Das ist wohl der Hintergrund. Dann sollte man von der Bahn aus auch so ehrlich sein und das den Kunden so sagen und ihnen nicht ein X für ein U vormachen wollen.

Zweitens: Meine Damen und Herren, egal, was wir unternehmen, zum Fahrplanwechsel 2001 wird überhaupt nichts passieren, außer dass die Züge wegfallen, weil niemand in der Lage ist, von jetzt bis zum Juni 2001 überhaupt Material zur Verfügung zu stellen, damit in irgendeiner Form Ersatz geschaffen werden kann. Wer Ihnen etwas anderes sagt, der macht Ihnen, glaube ich, wieder ein X für ein U vor.

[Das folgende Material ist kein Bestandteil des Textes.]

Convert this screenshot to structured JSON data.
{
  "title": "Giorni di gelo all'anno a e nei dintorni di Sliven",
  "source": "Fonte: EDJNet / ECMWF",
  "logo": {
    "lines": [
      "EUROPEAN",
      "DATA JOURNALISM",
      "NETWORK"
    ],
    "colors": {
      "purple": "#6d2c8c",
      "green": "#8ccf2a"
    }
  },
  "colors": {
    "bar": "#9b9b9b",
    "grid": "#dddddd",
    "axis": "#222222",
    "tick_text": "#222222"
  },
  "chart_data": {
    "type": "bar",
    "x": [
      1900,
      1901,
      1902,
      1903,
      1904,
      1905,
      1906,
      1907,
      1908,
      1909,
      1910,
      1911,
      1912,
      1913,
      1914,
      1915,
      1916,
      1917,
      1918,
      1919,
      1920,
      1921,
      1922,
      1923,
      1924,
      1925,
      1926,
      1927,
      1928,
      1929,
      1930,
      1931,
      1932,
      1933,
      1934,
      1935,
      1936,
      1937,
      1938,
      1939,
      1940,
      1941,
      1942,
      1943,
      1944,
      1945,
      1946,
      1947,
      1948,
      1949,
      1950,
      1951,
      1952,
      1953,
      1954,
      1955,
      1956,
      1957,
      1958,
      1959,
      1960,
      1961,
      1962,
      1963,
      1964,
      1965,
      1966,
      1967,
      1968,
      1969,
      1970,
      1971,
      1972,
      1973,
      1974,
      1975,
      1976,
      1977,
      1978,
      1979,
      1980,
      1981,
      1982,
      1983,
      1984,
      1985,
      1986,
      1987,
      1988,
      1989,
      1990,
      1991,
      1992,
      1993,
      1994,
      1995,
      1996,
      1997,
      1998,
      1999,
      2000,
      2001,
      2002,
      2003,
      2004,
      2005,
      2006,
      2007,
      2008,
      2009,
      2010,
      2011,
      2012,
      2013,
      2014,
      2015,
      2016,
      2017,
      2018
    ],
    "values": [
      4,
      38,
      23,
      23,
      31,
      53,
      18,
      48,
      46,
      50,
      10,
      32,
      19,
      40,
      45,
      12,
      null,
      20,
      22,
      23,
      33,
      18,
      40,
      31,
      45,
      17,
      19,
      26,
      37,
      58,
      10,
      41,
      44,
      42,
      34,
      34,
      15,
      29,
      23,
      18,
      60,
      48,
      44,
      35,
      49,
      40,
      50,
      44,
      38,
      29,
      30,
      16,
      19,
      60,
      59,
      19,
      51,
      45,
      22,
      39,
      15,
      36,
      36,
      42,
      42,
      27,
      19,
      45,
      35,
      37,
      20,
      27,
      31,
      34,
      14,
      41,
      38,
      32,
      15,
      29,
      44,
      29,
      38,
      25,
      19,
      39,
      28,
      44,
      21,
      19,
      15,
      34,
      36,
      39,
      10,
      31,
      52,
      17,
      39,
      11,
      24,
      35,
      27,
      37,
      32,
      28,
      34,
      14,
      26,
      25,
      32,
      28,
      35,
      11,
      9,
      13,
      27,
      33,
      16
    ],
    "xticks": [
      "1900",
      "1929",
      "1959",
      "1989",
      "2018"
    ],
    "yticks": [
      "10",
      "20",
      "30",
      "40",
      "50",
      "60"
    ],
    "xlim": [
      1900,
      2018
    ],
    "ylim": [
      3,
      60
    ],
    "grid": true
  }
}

Dritte Bemerkung, die ich machen wollte, und zwar an Herrn Fischer von der SPD und an einen Teil der Grünen: Die haben gesagt: Das Land bekommt 500 Millionen DM Regionalisierungsmittel im Jahr mehr, als ihm unbedingt zustehen; nehmt einen Teil dieses Geldes und schafft den Ersatz. Meine sehr verehrten Damen und Herren, ich habe

immer noch gemeint, unsere Aufgabe hier sei in erster Linie, Interessen von Baden-Württemberg zu vertreten.

(Beifall bei der CDU und des Abg. Kleinmann FDP/DVP)

Das ist alles andere, als baden-württembergische Interessen zu vertreten; denn das würde bedeuten, dass wir einen Teil des Nahverkehrs, den wir bisher mit den 500 Millionen DM durchführen, entfallen lassen müssten, um dafür Ersatz für Interregios zu finanzieren.